The FinnGen flagship research, published in Nature, is clear proof of the possibilities that exist only in Finland due to its unique health data, population structure, legislative frameworks, and biobanking organization.
The FinnGen group presents the findings of 224,737 Finnish biobank participants. The researchers identified about 2,500 genomic areas associated with at least one of these diseases after doing extensive genetic analysis on over 1,900 diseases.
Even with less than half of the recruited 500,000 participants analyzed at this stage, this snapshot of results describes a wealth of important genetic discoveries emerging from FinnGen, including novel risk and protective variants for both common and rare diseases.”
Aarno Palotie, Scientific Director and Professor, Institute for Molecular Medicine Finland, University of Helsinki
Finland’s health registers and biobanks provide unique opportunities
For many decades, health information like medical diagnoses, procedures, and drug prescriptions have been recorded in national electronic health registers for the whole population of Finland. This provides new research opportunities.
The group first displayed in the flagship publication that the health history of study participants can be dependably composed and researched by effectively utilizing such register data. The authors accomplished this by comparing the FinnGen findings to earlier genetic findings for 15 previously well-studied common diseases, including type 2 diabetes, asthma, and Alzheimer’s disease.
In addition to validating register data, the researchers demonstrated that identifying novel risk variants in FinnGen is doable with a significantly smaller number of patients than in the largest reported disease-specific genetic studies.
The Finnish health registers containing health and medication data throughout an individual's lifetime, allowed us to rapidly and accurately identify disease cases. This accurate phenotyping, coupled with Finnish population history is a very powerful combination for novel genetic discoveries in a wide variety of diseases.”
Dr Mitja Kurki, Study First Author, University of Helsinki
Dr Mitja Kurki is also associated with the Broad Institute of MIT and Harvard.
New entry points into the disease biology
Because of Finland’s distinctive geographic location and linguistic isolation, Finns have a distinct ancestry extending back 100-150 generations to a small founding population.
As a result, despite being genetically related to Europeans, the present Finnish population contains a unique and vast range of genetic variants not commonly found elsewhere in the globe. This category includes several hundred of the 2,500 disease-linked variants described in the research.

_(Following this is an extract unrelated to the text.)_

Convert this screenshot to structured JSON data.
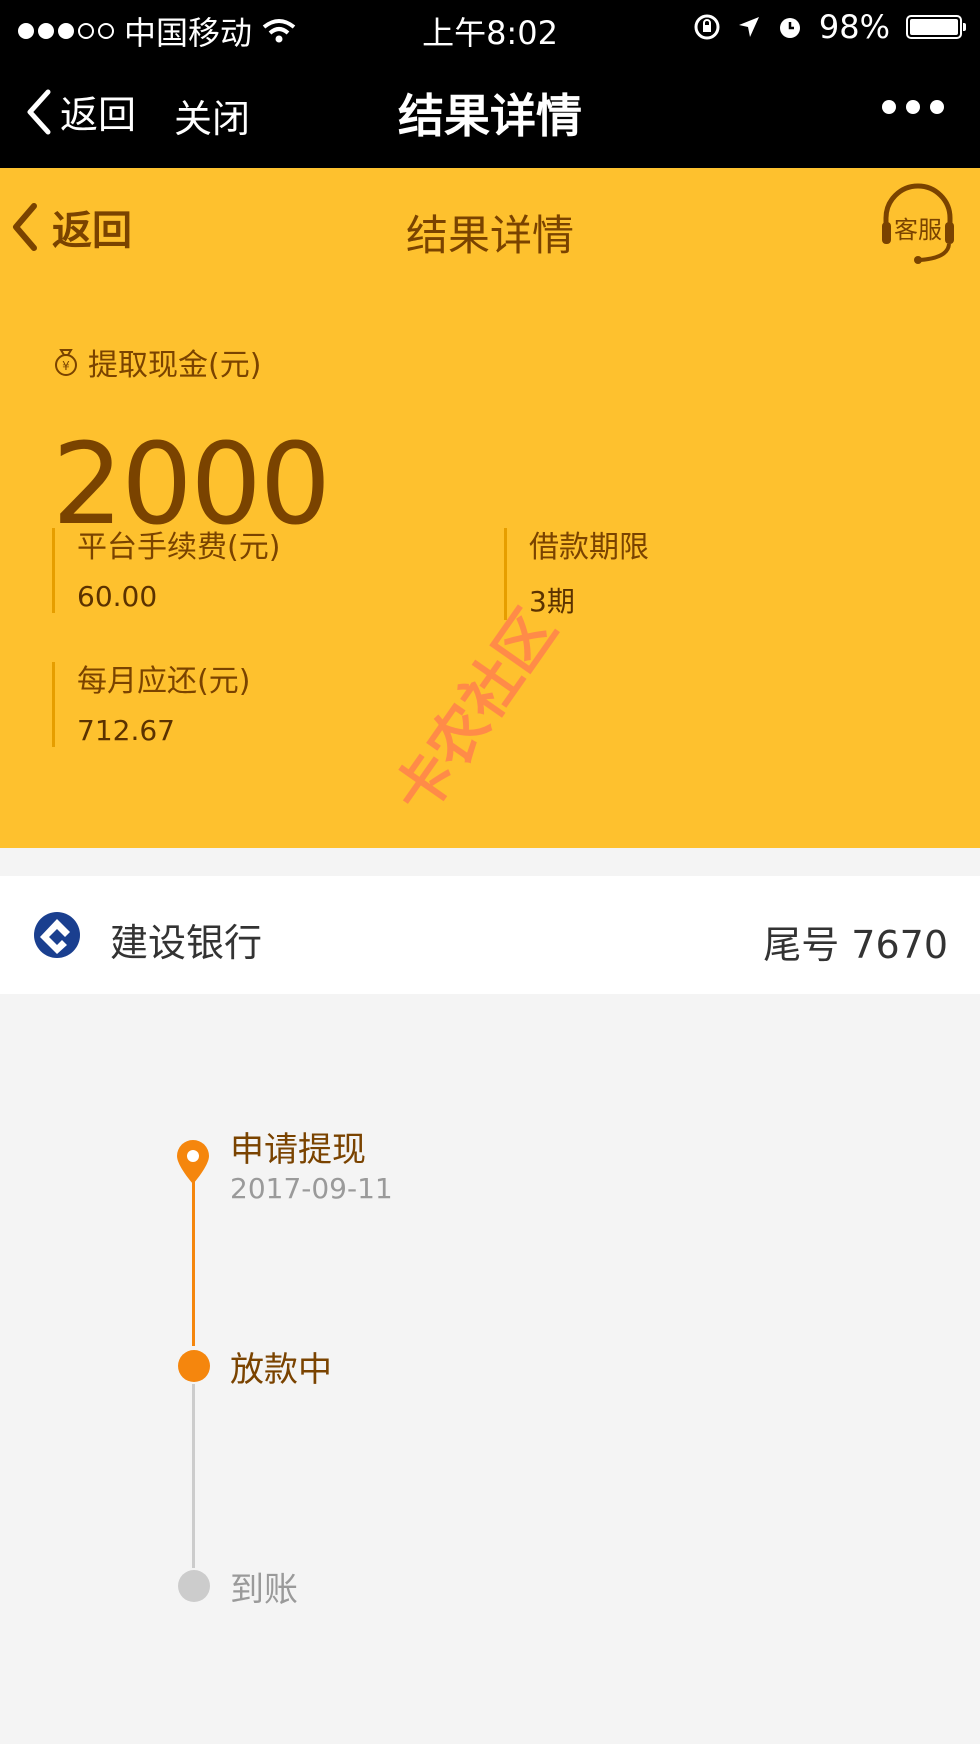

The researchers highlight 29 variants that are found in genes that have never been related to a disease. A TNRC18 gene variant, for instance, predisposes to inflammatory bowel disease and other inflammatory conditions. Other examples include variants that increase the chance of hypothyroidism, hearing loss, or endometriosis, as well as variants that protect against arthrosis, glaucoma, or heart disease.
These findings demonstrate the power of bottlenecked populations to find entry points into the biology of common diseases through variants that are rather rare, but have a strong biological impact.”
Mark Daly, Director, Institute for Molecular Medicine Finland, University of Helsinki
Other FinnGen articles published this week include intriguing examples of findings that improve the knowledge of the genetic predictors of medication use patterns, in addition to mechanisms behind otosclerosis and respiratory infections, among other diseases. Moreover, another FinnGen research published in the same issue of Nature demonstrates that traditional inheritance models used in genomic research and clinical diagnostics may not adequately capture the variety of genetic influences observed in populations.
FinnGen is distinct in that, in addition to public funding, it is funded by 13 pharmaceutical companies and has shared scientific guidance from academic and industry partners. As a result, the FinnGen study is well positioned to address fundamental research questions that have the potential to influence pharmaceutical development and delivery.
“With all this new information, the genetic composition of the Finnish population is now unquestionably among the best known in the world. However, the impact of our study is much broader and can benefit patients everywhere,” concludes Professor Palotie.
Kurki, M. I., et al. (2023) FinnGen provides genetic insights from a well-phenotyped isolated population. Nature. doi.org/10.1038/s41586-022-05473-8.